L includes end corrections. These are difficult to compute, but are
totally something like the hole diameter. Basically the enclosed
volume constitutes a compliance (spring) element and the air in the
throat a mass element. Caveat: for the formula to be valid all
dimensions must be appreciably smaller than the actual wavelength.
When you put this device in a sound field at the resonance frequency
it will expose a low acoustic impedance at the hole and the sound level
will drop in the vicinity, sound pressure is 'shorted out'. But inside
the bottle, where you don't hear it, sound level goes up and the energy
is dissipated into heat. Helmholtz resonators are a standard means for
selective sound absorption in architectural acoustics.
Paradox example: In several idiophones like xylophone, Vibraphone,
celesta, the vibrating bar is basically a dipole, two close sound
sources (upper and lower sides) in opposite phase such that they almost
cancel (forget about the weak sources at the ends of the bars). That
you hear anything at all is because these sources are generally at
somewhat different distances from the listening point -- maximally in
the up/down direction, then the distance difference is about the width
of the bar. When you reduce _one_ of those opposing sources with a
resonator (or just by boxing it in, as with a conventional closed-box
loudspeaker) then there is less cancelling and the total radiated sound
increases. Just because you have taken some sound away, not added any!

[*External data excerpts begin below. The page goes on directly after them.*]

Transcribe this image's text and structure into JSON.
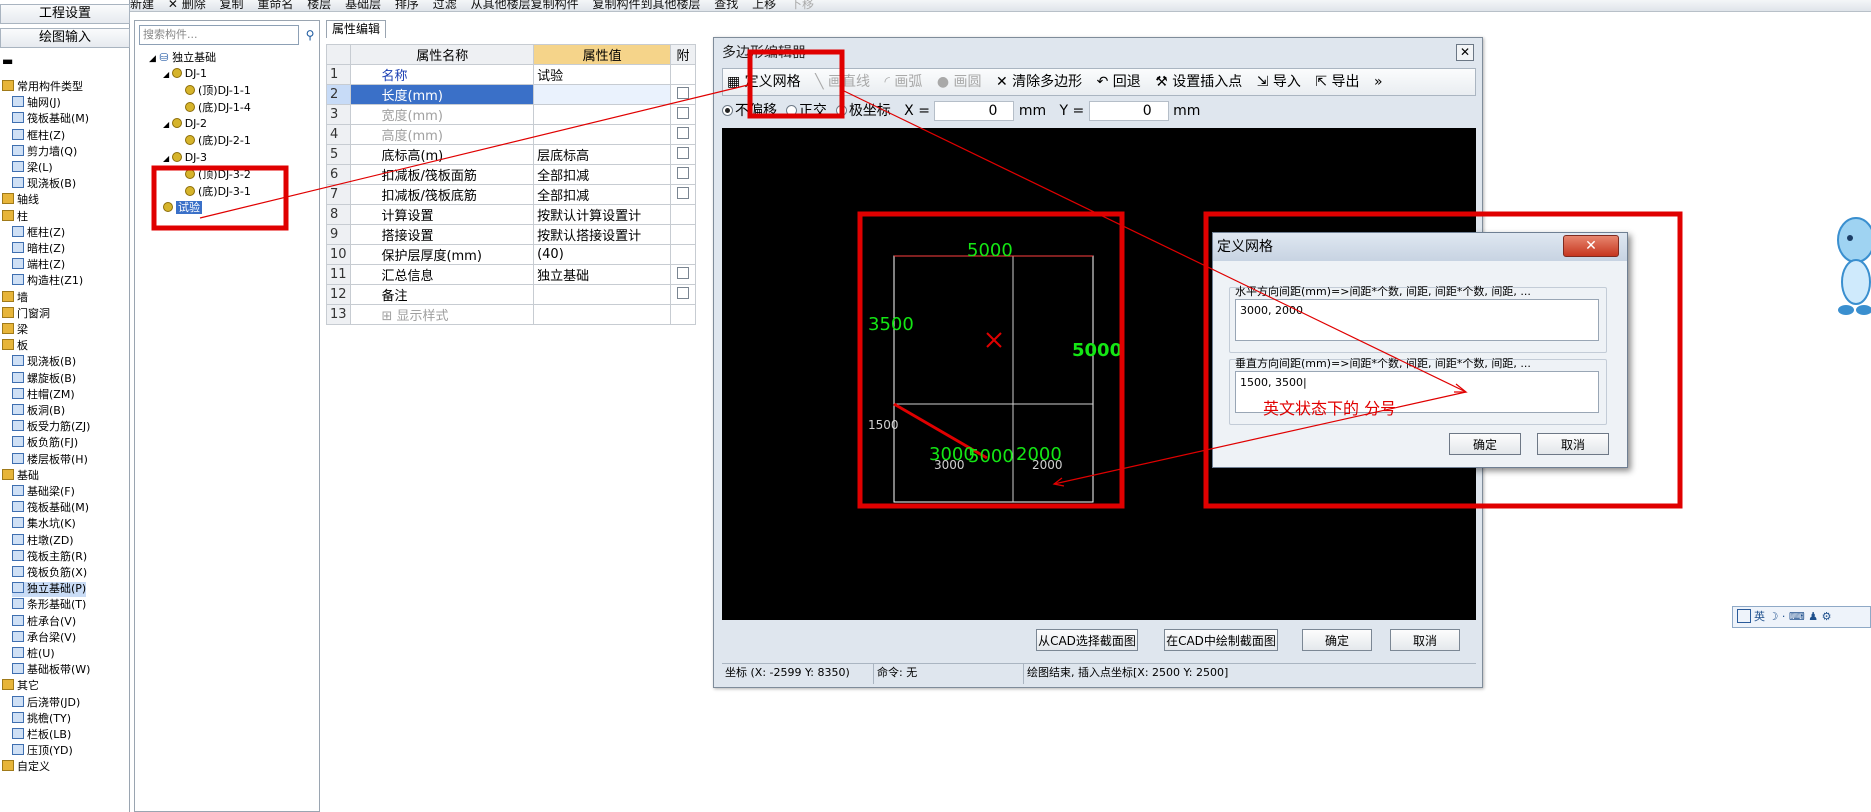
{
  "toolbar": {
    "items": [
      "新建",
      "✕ 删除",
      "复制",
      "重命名",
      "楼层",
      "基础层",
      "排序",
      "过滤",
      "从其他楼层复制构件",
      "复制构件到其他楼层",
      "查找",
      "上移",
      "下移"
    ]
  },
  "leftnav": {
    "project_settings": "工程设置",
    "drawing_input": "绘图输入",
    "items": [
      {
        "label": "常用构件类型",
        "type": "folder"
      },
      {
        "label": "轴网(J)",
        "type": "comp"
      },
      {
        "label": "筏板基础(M)",
        "type": "comp"
      },
      {
        "label": "框柱(Z)",
        "type": "comp"
      },
      {
        "label": "剪力墙(Q)",
        "type": "comp"
      },
      {
        "label": "梁(L)",
        "type": "comp"
      },
      {
        "label": "现浇板(B)",
        "type": "comp"
      },
      {
        "label": "轴线",
        "type": "folder"
      },
      {
        "label": "柱",
        "type": "folder"
      },
      {
        "label": "框柱(Z)",
        "type": "comp"
      },
      {
        "label": "暗柱(Z)",
        "type": "comp"
      },
      {
        "label": "端柱(Z)",
        "type": "comp"
      },
      {
        "label": "构造柱(Z1)",
        "type": "comp"
      },
      {
        "label": "墙",
        "type": "folder"
      },
      {
        "label": "门窗洞",
        "type": "folder"
      },
      {
        "label": "梁",
        "type": "folder"
      },
      {
        "label": "板",
        "type": "folder"
      },
      {
        "label": "现浇板(B)",
        "type": "comp"
      },
      {
        "label": "螺旋板(B)",
        "type": "comp"
      },
      {
        "label": "柱帽(ZM)",
        "type": "comp"
      },
      {
        "label": "板洞(B)",
        "type": "comp"
      },
      {
        "label": "板受力筋(ZJ)",
        "type": "comp"
      },
      {
        "label": "板负筋(FJ)",
        "type": "comp"
      },
      {
        "label": "楼层板带(H)",
        "type": "comp"
      },
      {
        "label": "基础",
        "type": "folder"
      },
      {
        "label": "基础梁(F)",
        "type": "comp"
      },
      {
        "label": "筏板基础(M)",
        "type": "comp"
      },
      {
        "label": "集水坑(K)",
        "type": "comp"
      },
      {
        "label": "柱墩(ZD)",
        "type": "comp"
      },
      {
        "label": "筏板主筋(R)",
        "type": "comp"
      },
      {
        "label": "筏板负筋(X)",
        "type": "comp"
      },
      {
        "label": "独立基础(P)",
        "type": "comp",
        "selected": true
      },
      {
        "label": "条形基础(T)",
        "type": "comp"
      },
      {
        "label": "桩承台(V)",
        "type": "comp"
      },
      {
        "label": "承台梁(V)",
        "type": "comp"
      },
      {
        "label": "桩(U)",
        "type": "comp"
      },
      {
        "label": "基础板带(W)",
        "type": "comp"
      },
      {
        "label": "其它",
        "type": "folder"
      },
      {
        "label": "后浇带(JD)",
        "type": "comp"
      },
      {
        "label": "挑檐(TY)",
        "type": "comp"
      },
      {
        "label": "栏板(LB)",
        "type": "comp"
      },
      {
        "label": "压顶(YD)",
        "type": "comp"
      },
      {
        "label": "自定义",
        "type": "folder"
      }
    ]
  },
  "tree": {
    "search_placeholder": "搜索构件...",
    "root": "独立基础",
    "nodes": [
      {
        "label": "DJ-1",
        "level": 1
      },
      {
        "label": "(顶)DJ-1-1",
        "level": 2
      },
      {
        "label": "(底)DJ-1-4",
        "level": 2
      },
      {
        "label": "DJ-2",
        "level": 1
      },
      {
        "label": "(底)DJ-2-1",
        "level": 2
      },
      {
        "label": "DJ-3",
        "level": 1
      },
      {
        "label": "(顶)DJ-3-2",
        "level": 2
      },
      {
        "label": "(底)DJ-3-1",
        "level": 2
      },
      {
        "label": "试验",
        "level": 1,
        "selected": true
      }
    ]
  },
  "props": {
    "tab": "属性编辑",
    "headers": {
      "name": "属性名称",
      "value": "属性值",
      "attach": "附"
    },
    "rows": [
      {
        "num": "1",
        "name": "名称",
        "value": "试验",
        "style": "blue",
        "check": false
      },
      {
        "num": "2",
        "name": "长度(mm)",
        "value": "",
        "style": "selected",
        "check": true
      },
      {
        "num": "3",
        "name": "宽度(mm)",
        "value": "",
        "style": "gray",
        "check": true
      },
      {
        "num": "4",
        "name": "高度(mm)",
        "value": "",
        "style": "gray",
        "check": true
      },
      {
        "num": "5",
        "name": "底标高(m)",
        "value": "层底标高",
        "style": "",
        "check": true
      },
      {
        "num": "6",
        "name": "扣减板/筏板面筋",
        "value": "全部扣减",
        "style": "",
        "check": true
      },
      {
        "num": "7",
        "name": "扣减板/筏板底筋",
        "value": "全部扣减",
        "style": "",
        "check": true
      },
      {
        "num": "8",
        "name": "计算设置",
        "value": "按默认计算设置计",
        "style": "",
        "check": false
      },
      {
        "num": "9",
        "name": "搭接设置",
        "value": "按默认搭接设置计",
        "style": "",
        "check": false
      },
      {
        "num": "10",
        "name": "保护层厚度(mm)",
        "value": "(40)",
        "style": "",
        "check": false
      },
      {
        "num": "11",
        "name": "汇总信息",
        "value": "独立基础",
        "style": "",
        "check": true
      },
      {
        "num": "12",
        "name": "备注",
        "value": "",
        "style": "",
        "check": true
      },
      {
        "num": "13",
        "name": "⊞ 显示样式",
        "value": "",
        "style": "gray",
        "check": false
      }
    ]
  },
  "polyeditor": {
    "title": "多边形编辑器",
    "close": "✕",
    "tools": [
      {
        "label": "▦ 定义网格",
        "enabled": true
      },
      {
        "label": "╲ 画直线",
        "enabled": false
      },
      {
        "label": "◜ 画弧",
        "enabled": false
      },
      {
        "label": "● 画圆",
        "enabled": false
      },
      {
        "label": "✕ 清除多边形",
        "enabled": true
      },
      {
        "label": "↶ 回退",
        "enabled": true
      },
      {
        "label": "⚒ 设置插入点",
        "enabled": true
      },
      {
        "label": "⇲ 导入",
        "enabled": true
      },
      {
        "label": "⇱ 导出",
        "enabled": true
      },
      {
        "label": "»",
        "enabled": true
      }
    ],
    "modes": [
      "不偏移",
      "正交",
      "极坐标"
    ],
    "x_label": "X =",
    "x_value": "0",
    "y_label": "Y =",
    "y_value": "0",
    "unit": "mm",
    "grid_labels": {
      "top": "5000",
      "left": "3500",
      "right": "5000",
      "bottom_a": "3000",
      "bottom_b": "5000",
      "bottom_c": "2000",
      "left_small": "1500",
      "bottom_small_a": "3000",
      "bottom_small_b": "2000"
    },
    "btn_cad_select": "从CAD选择截面图",
    "btn_cad_draw": "在CAD中绘制截面图",
    "btn_ok": "确定",
    "btn_cancel": "取消",
    "status_coord": "坐标 (X: -2599 Y: 8350)",
    "status_cmd": "命令: 无",
    "status_msg": "绘图结束, 插入点坐标[X: 2500 Y: 2500]"
  },
  "griddlg": {
    "title": "定义网格",
    "close": "✕",
    "h_label": "水平方向间距(mm)=>间距*个数, 间距, 间距*个数, 间距, ...",
    "h_value": "3000, 2000",
    "v_label": "垂直方向间距(mm)=>间距*个数, 间距, 间距*个数, 间距, ...",
    "v_value": "1500, 3500|",
    "annotation": "英文状态下的 分号",
    "ok": "确定",
    "cancel": "取消"
  },
  "imebar": {
    "label": "英 ☽ · ⌨ ♟ ⚙"
  },
  "colors": {
    "annotation_red": "#e00000",
    "grid_green": "#14e614",
    "selected_blue": "#3a70c8"
  }
}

Helmholtz also used another trick. He drilled a little extra hole into
the cavity and put a short tube in it connecting to his ear. Thus he
could listen to that amplified internal sound and use the device as a
frequency analyzer.
This is a very important variation, the use of the resonator as a
two-port, with entirely different impedance characteristics at the two
ports. (Acoustic impedance = pressure divided by flow). In principle
a low impedance 'open end' and a high impedance 'closed end'. Then its
action should really not be described as that of a resonator, but
rather a filter or a transformer. You input something at one of the
ports and this will come out at the other port, modified some way.
Example: Bass reflex loudspeaker. At resonance the back side of the
speaker cone meets a high impedance reducing the cone excursion. The
high pressure inside the box is transformed into high velocity in the
port which then delivers a greater part of the total flow from the
complete speaker device.
In the organ pipe field we mostly use tube (line) resonators rather
than Helmholtz cavities. A tube closed at one end behaves very much
like a Helmholtz resonator at its fundamental quarter wave resonance.
But then you additionally have the characteristic phenomenon that it
has periodic higher resonances -- it is no more small compared to
wavelength.
In a flue pipe a primary function of the resonator is to provide a
reactive impedance, pressure out of phase with the flow, and arranged
such that its (mouth) flow controls the direction of the driving flue
jet. This establishes the oscillation where the jet supplies a
generator signal similar to a square wave. This is then further
modified by the filter action of the resonator tube.